Basis equips accountants with a team of AI agents to take on real workflows. We have hit product-market fit, have more demand than we can meet, and just raised $34m to scale at a speed that meets this moment.
Requirements
- We build the agentic ML systems that power Basis’s AI Accountant—so it can read documents, reason over context, and complete real accounting workflows safely and accurately.
- We’re practitioners of the new AI paradigm: rather than just tuning a model, we optimize the system around it—tools, memory, retrieval, orchestration, and evaluation.
- We push model providers to their limits when necessary (custom runtimes, bigger containers, nonstandard packages) and run the experiments required to learn quickly.
- We work from first principles with tight loops alongside Research, Product, Platform, and Accounting SMEs.

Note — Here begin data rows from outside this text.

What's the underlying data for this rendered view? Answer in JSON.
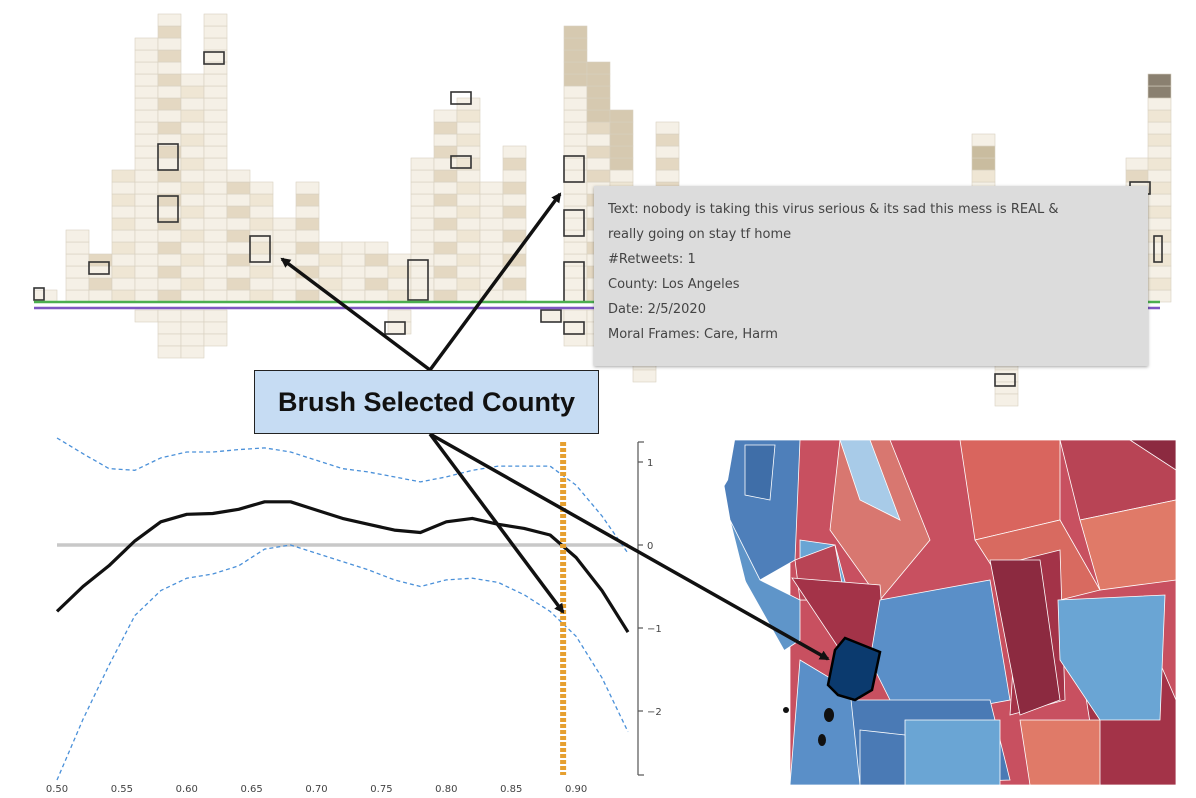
{
  "colors": {
    "histogram_cell_light": "#f5f0e6",
    "histogram_cell_border": "#d8d0c0",
    "histogram_cell_dark": "#7a7160",
    "green_line": "#4caf50",
    "purple_line": "#7e57c2",
    "curve": "#111111",
    "confidence_band": "#4a90d9",
    "reference_line": "#c8c8c8",
    "marker_line": "#e6a030",
    "callout_bg": "#c6dcf3",
    "tooltip_bg": "#dcdcdc",
    "map_selected": "#0b3a6e"
  },
  "tooltip": {
    "text_line1": "Text: nobody is taking this virus serious & its sad this mess is REAL &",
    "text_line2": "really going on stay tf home",
    "retweets": "#Retweets: 1",
    "county": "County: Los Angeles",
    "date": "Date: 2/5/2020",
    "moral_frames": "Moral Frames: Care, Harm"
  },
  "callout": {
    "label": "Brush Selected County"
  },
  "chart_data": {
    "type": "line",
    "x_ticks": [
      "0.50",
      "0.55",
      "0.60",
      "0.65",
      "0.70",
      "0.75",
      "0.80",
      "0.85",
      "0.90"
    ],
    "y_ticks": [
      "1",
      "0",
      "−1",
      "−2"
    ],
    "xlim": [
      0.5,
      0.94
    ],
    "ylim": [
      -2.5,
      1.1
    ],
    "series": [
      {
        "role": "estimate",
        "x": [
          0.5,
          0.52,
          0.54,
          0.56,
          0.58,
          0.6,
          0.62,
          0.64,
          0.66,
          0.68,
          0.7,
          0.72,
          0.74,
          0.76,
          0.78,
          0.8,
          0.82,
          0.84,
          0.86,
          0.88,
          0.9,
          0.92,
          0.94
        ],
        "y": [
          -0.8,
          -0.5,
          -0.25,
          0.05,
          0.28,
          0.37,
          0.38,
          0.43,
          0.52,
          0.52,
          0.42,
          0.32,
          0.25,
          0.18,
          0.15,
          0.28,
          0.32,
          0.25,
          0.2,
          0.12,
          -0.15,
          -0.55,
          -1.05
        ]
      },
      {
        "role": "upper-band",
        "x": [
          0.5,
          0.52,
          0.54,
          0.56,
          0.58,
          0.6,
          0.62,
          0.64,
          0.66,
          0.68,
          0.7,
          0.72,
          0.74,
          0.76,
          0.78,
          0.8,
          0.82,
          0.84,
          0.86,
          0.88,
          0.9,
          0.92,
          0.94
        ],
        "y": [
          1.45,
          1.1,
          0.92,
          0.9,
          1.05,
          1.12,
          1.12,
          1.15,
          1.17,
          1.12,
          1.02,
          0.92,
          0.88,
          0.82,
          0.76,
          0.82,
          0.9,
          0.95,
          0.95,
          0.95,
          0.72,
          0.35,
          -0.1
        ]
      },
      {
        "role": "lower-band",
        "x": [
          0.5,
          0.52,
          0.54,
          0.56,
          0.58,
          0.6,
          0.62,
          0.64,
          0.66,
          0.68,
          0.7,
          0.72,
          0.74,
          0.76,
          0.78,
          0.8,
          0.82,
          0.84,
          0.86,
          0.88,
          0.9,
          0.92,
          0.94
        ],
        "y": [
          -3.1,
          -2.1,
          -1.45,
          -0.85,
          -0.55,
          -0.4,
          -0.35,
          -0.25,
          -0.05,
          0,
          -0.1,
          -0.2,
          -0.3,
          -0.42,
          -0.5,
          -0.42,
          -0.4,
          -0.45,
          -0.6,
          -0.8,
          -1.1,
          -1.6,
          -2.25
        ]
      }
    ],
    "reference_y": 0,
    "marker_x": 0.89
  }
}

- We think in systems and care deeply about observability, clear abstractions, and code that’s easy to reason about in production.
- You’ll drive technical direction, architect systems, and review critical code
- Coach engineers not just to build better models, but to think better about systems.
Responsibilities
- Define and evolve our multi-agent architecture: autonomy boundaries, orchestration logic, context management, and safety layers.
- Own evaluation infrastructure—offline, online, and hybrid—that lets us ship models with confidence and traceability.
- Integrate retrieval, memory, and context management into production-grade agent loops; ensure stability under real workloads.
- Align closely with Research, Product, and Platform to translate insights into production systems with measurable impact.
- Insist on clean abstractions, legible systems, and deep observability; make complexity visible and manageable.
- Set and uphold high standards for experimentation, documentation, and decision quality.
- Continuously improve team processes—reviews, onboarding, retros, performance cycles—to compound speed and quality.
Other
- Build and lead the applied-ML organization
- Hire and grow a world-class team of ML and systems engineers; set crisp goals and coach continuous development.
- Foster a culture of rigor, iteration, and shared learning—where people move fast and stay grounded in reality.
- Establish clear processes for experimentation, evaluation, and delivery; make success criteria objective and comparable.
- Be a source of clarity and calm when things are ambiguous or hard.